Zathura, then, opens on two brothers, fighting and bickering as brothers do. Dad (Tim Robbins) has to go to work and leaves them in the charge of their sleeping sister Lisa (Kristen Stewart). In the midst of their bickering, the boys stumble on a strange board game called "Zathura" hidden away in the basement of their father's newly purchased, old and creaky house. They drag it out and play, only to discover that it's a little more than a game. Like Jumanji before it, this game turns their spins into reality. Youngest brother Danny (Jonah Bobo) gets a card saying "Meteor shower, take evasive action," and realizes that evading (or in his case running around in panicky circles) might indeed be a good idea. Their entire home is flung into space and assaulted by burning, flying rocks. If they want to get back to Earth, they'll have to play their way through Zathura and win.
Favreau's film avoids the crass, cheap jokes that sometimes plague lesser family flicks in his attempt to create something truly timeless.
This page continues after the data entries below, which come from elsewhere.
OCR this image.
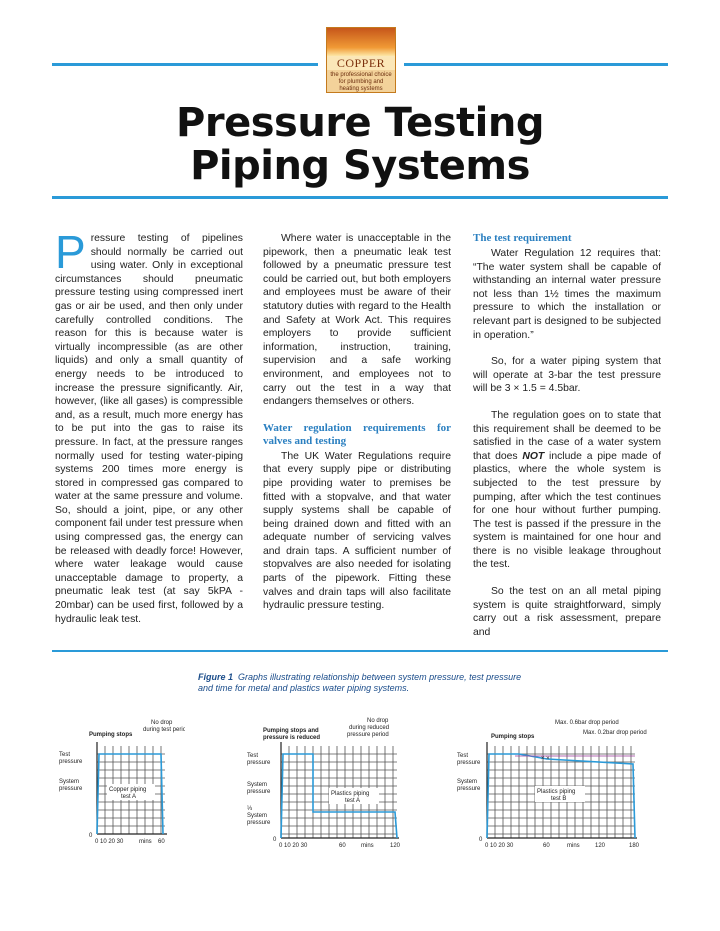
COPPER
the professional choice for plumbing and heating systems
Pressure Testing
Piping Systems

Pressure testing of pipelines should normally be carried out using water. Only in exceptional circumstances should pneumatic pressure testing using compressed inert gas or air be used, and then only under carefully controlled conditions. The reason for this is because water is virtually incompressible (as are other liquids) and only a small quantity of energy needs to be introduced to increase the pressure significantly. Air, however, (like all gases) is compressible and, as a result, much more energy has to be put into the gas to raise its pressure. In fact, at the pressure ranges normally used for testing water-piping systems 200 times more energy is stored in compressed gas compared to water at the same pressure and volume. So, should a joint, pipe, or any other component fail under test pressure when using compressed gas, the energy can be released with deadly force! However, where water leakage would cause unacceptable damage to property, a pneumatic leak test (at say 5kPA - 20mbar) can be used first, followed by a hydraulic leak test.

Where water is unacceptable in the pipework, then a pneumatic leak test followed by a pneumatic pressure test could be carried out, but both employers and employees must be aware of their statutory duties with regard to the Health and Safety at Work Act. This requires employers to provide sufficient information, instruction, training, supervision and a safe working environment, and employees not to carry out the test in a way that endangers themselves or others.

Water regulation requirements for valves and testing

The UK Water Regulations require that every supply pipe or distributing pipe providing water to premises be fitted with a stopvalve, and that water supply systems shall be capable of being drained down and fitted with an adequate number of servicing valves and drain taps. A sufficient number of stopvalves are also needed for isolating parts of the pipework. Fitting these valves and drain taps will also facilitate hydraulic pressure testing.

The test requirement

Water Regulation 12 requires that: “The water system shall be capable of withstanding an internal water pressure not less than 1½ times the maximum pressure to which the installation or relevant part is designed to be subjected in operation.”

So, for a water piping system that will operate at 3-bar the test pressure will be 3 × 1.5 = 4.5bar.

The regulation goes on to state that this requirement shall be deemed to be satisfied in the case of a water system that does NOT include a pipe made of plastics, where the whole system is subjected to the test pressure by pumping, after which the test continues for one hour without further pumping. The test is passed if the pressure in the system is maintained for one hour and there is no visible leakage throughout the test.

So the test on an all metal piping system is quite straightforward, simply carry out a risk assessment, prepare and

Figure 1 Graphs illustrating relationship between system pressure, test pressure and time for metal and plastics water piping systems.
Test
pressure
System
pressure
0
Pumping stops
No drop
during test period
Copper piping
test A
0 10 20 30	mins 60
Test
pressure
System
pressure
⅓
System
pressure
0
Pumping stops and
pressure is reduced
No drop
during reduced
pressure period
Plastics piping
test A
0 10 20 30	60	mins	120
× ×
Test
pressure
System
pressure
0
Pumping stops
Max. 0.6bar drop period
Max. 0.2bar drop period
Plastics piping
test B
0 10 20 30	60	mins	120	180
His cast drives the movie, with great performances from child actors Jonah Bobo as the youngest and Josh Hutcherson as his 10-year-old brother Walter. Kristen Stewart plays the oldest sibling, Lisa, and though her role is relatively minor by comparison, the 15-year-old actress makes a big impression. Expect great things from her in the future. What works best is the dynamic among this family of characters. They fight, they bicker, their big sister is disinterested. The chemistry among them has an authentic feel, even if sometimes their reactions to what's going on around them doesn't.
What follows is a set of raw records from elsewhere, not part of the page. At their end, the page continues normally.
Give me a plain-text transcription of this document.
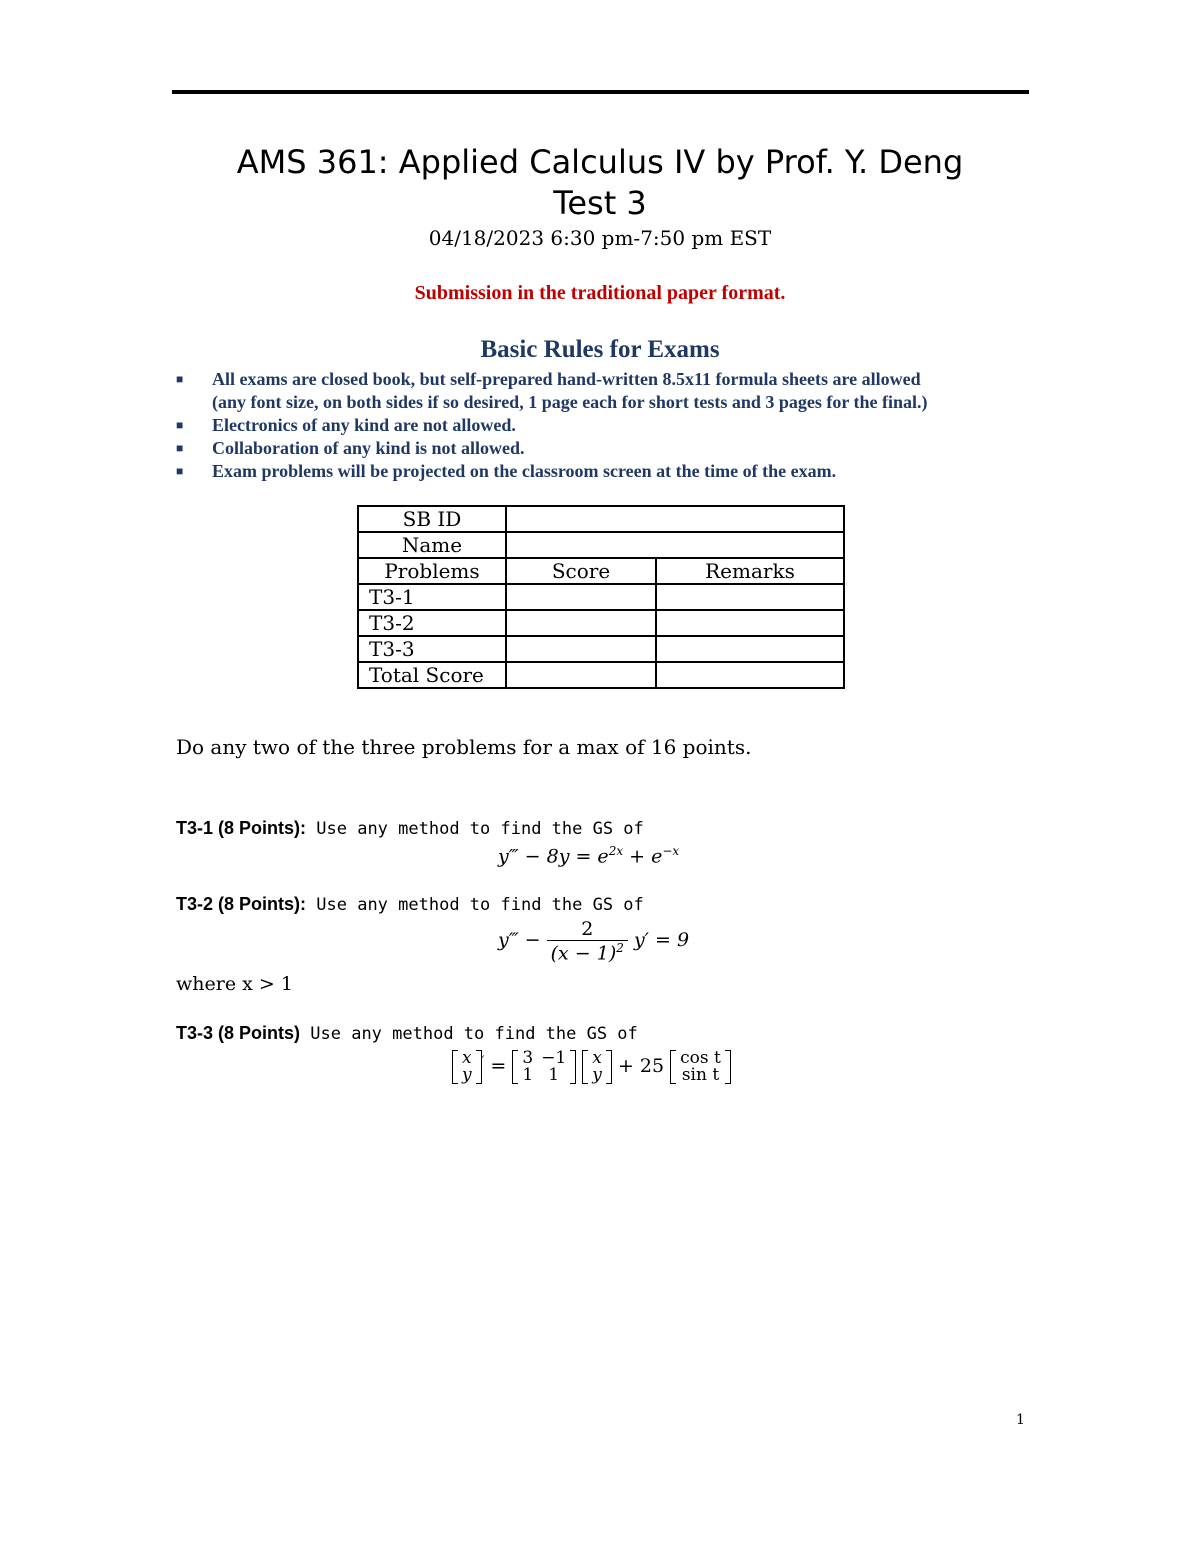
AMS 361: Applied Calculus IV by Prof. Y. Deng
Test 3
04/18/2023 6:30 pm-7:50 pm EST
Submission in the traditional paper format.
Basic Rules for Exams
■ All exams are closed book, but self-prepared hand-written 8.5x11 formula sheets are allowed
(any font size, on both sides if so desired, 1 page each for short tests and 3 pages for the final.)
■ Electronics of any kind are not allowed.
■ Collaboration of any kind is not allowed.
■ Exam problems will be projected on the classroom screen at the time of the exam.
SB ID		
Name		
Problems	Score	Remarks
T3-1		
T3-2		
T3-3		
Total Score		
Do any two of the three problems for a max of 16 points.
T3-1 (8 Points): Use any method to find the GS of
y‴ − $8y = e^{2x} + e^{-x}$
T3-2 (8 Points): Use any method to find the GS of
y‴ − $\frac{2}{(x - 1)^2} y' = 9$
where x > 1
T3-3 (8 Points) Use any method to find the GS of
x
y
′ = 3	−1
1	1

x
y + 25 cos t
sin t
1
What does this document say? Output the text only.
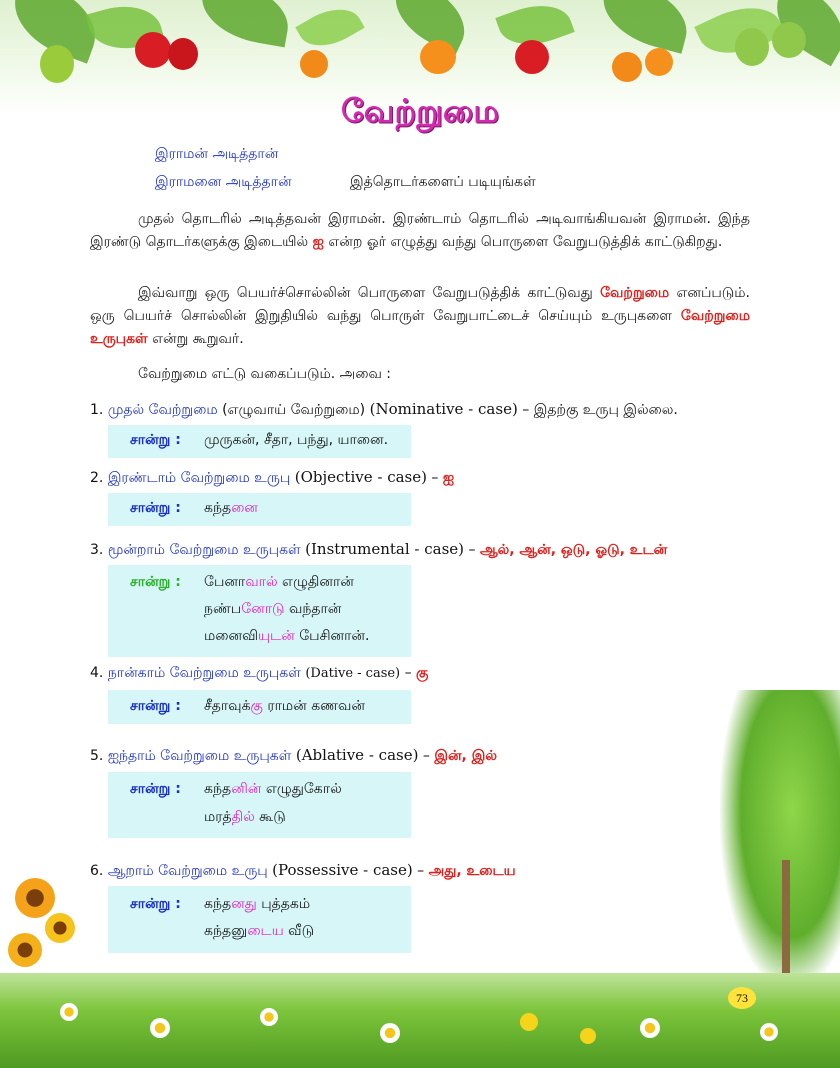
வேற்றுமை
இராமன் அடித்தான்
இராமனை அடித்தான்	இத்தொடர்களைப் படியுங்கள்
முதல் தொடரில் அடித்தவன் இராமன். இரண்டாம் தொடரில் அடிவாங்கியவன் இராமன். இந்த இரண்டு தொடர்களுக்கு இடையில் ஐ என்ற ஓர் எழுத்து வந்து பொருளை வேறுபடுத்திக் காட்டுகிறது.
இவ்வாறு ஒரு பெயர்ச்சொல்லின் பொருளை வேறுபடுத்திக் காட்டுவது வேற்றுமை எனப்படும். ஒரு பெயர்ச் சொல்லின் இறுதியில் வந்து பொருள் வேறுபாட்டைச் செய்யும் உருபுகளை வேற்றுமை உருபுகள் என்று கூறுவர்.
வேற்றுமை எட்டு வகைப்படும். அவை :
1. முதல் வேற்றுமை (எழுவாய் வேற்றுமை) (Nominative - case) – இதற்கு உருபு இல்லை.
சான்று : முருகன், சீதா, பந்து, யானை.
2. இரண்டாம் வேற்றுமை உருபு (Objective - case) – ஐ
சான்று : கந்தனை
3. மூன்றாம் வேற்றுமை உருபுகள் (Instrumental - case) – ஆல், ஆன், ஒடு, ஓடு, உடன்
சான்று : பேனாவால் எழுதினான்
நண்பனோடு வந்தான்
மனைவியுடன் பேசினான்.
4. நான்காம் வேற்றுமை உருபுகள் (Dative - case) – கு
சான்று : சீதாவுக்கு ராமன் கணவன்
5. ஐந்தாம் வேற்றுமை உருபுகள் (Ablative - case) – இன், இல்
சான்று : கந்தனின் எழுதுகோல்
மரத்தில் கூடு
6. ஆறாம் வேற்றுமை உருபு (Possessive - case) – அது, உடைய
சான்று : கந்தனது புத்தகம்
கந்தனுடைய வீடு
73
Any problems with the film come not from the actors or Favreau's direction, but from the script, which never quite lives up to the energy being brought to it. In between the big, frantic effects moments, some of the story falls flat, and the legitimately funny jokes are too few and far between. Worse is the unrealistic way characters (even kids) react to what's happening around them. It's that standard movie reaction, the one where nobody's really stops to question what's going on, and as a result the pic does a lousy job of explaining it to the audience. That leaves Zathura at times confusing, particularly the ending where everything is resolved with a sparkling glow of convenience.
Luckily for screenwriters David Koepp and John Kamps, the kids watching this movie aren't likely to stop and question any of that. They'll be too entranced by the movie's stunning visuals to trip in all the unexplained nonsense. Favreau has gone out of his way to avoid using CGI for most of his effects, and the result is eye-popping. It's a beautiful film, a return to movie-making craftsmanship that's fallen by the wayside in a wave of cubicle nerds carelessly rendering spaceships on their supercharged Macintoshes.
With the holidays approaching and Harry Potter carrying a PG-13, Zathura could well end up being the big family movie of the fall season. It's fun, but misses greatness by dint of a flat, confusing narrative. Parents may leave befuddled by the sometimes careless plot, but Zathura will fire up their kids' imaginations. It'll never be considered the family classic that Favreau's Elf already is, but Zathura's a darned entertaining way to spend a movie-going weekend.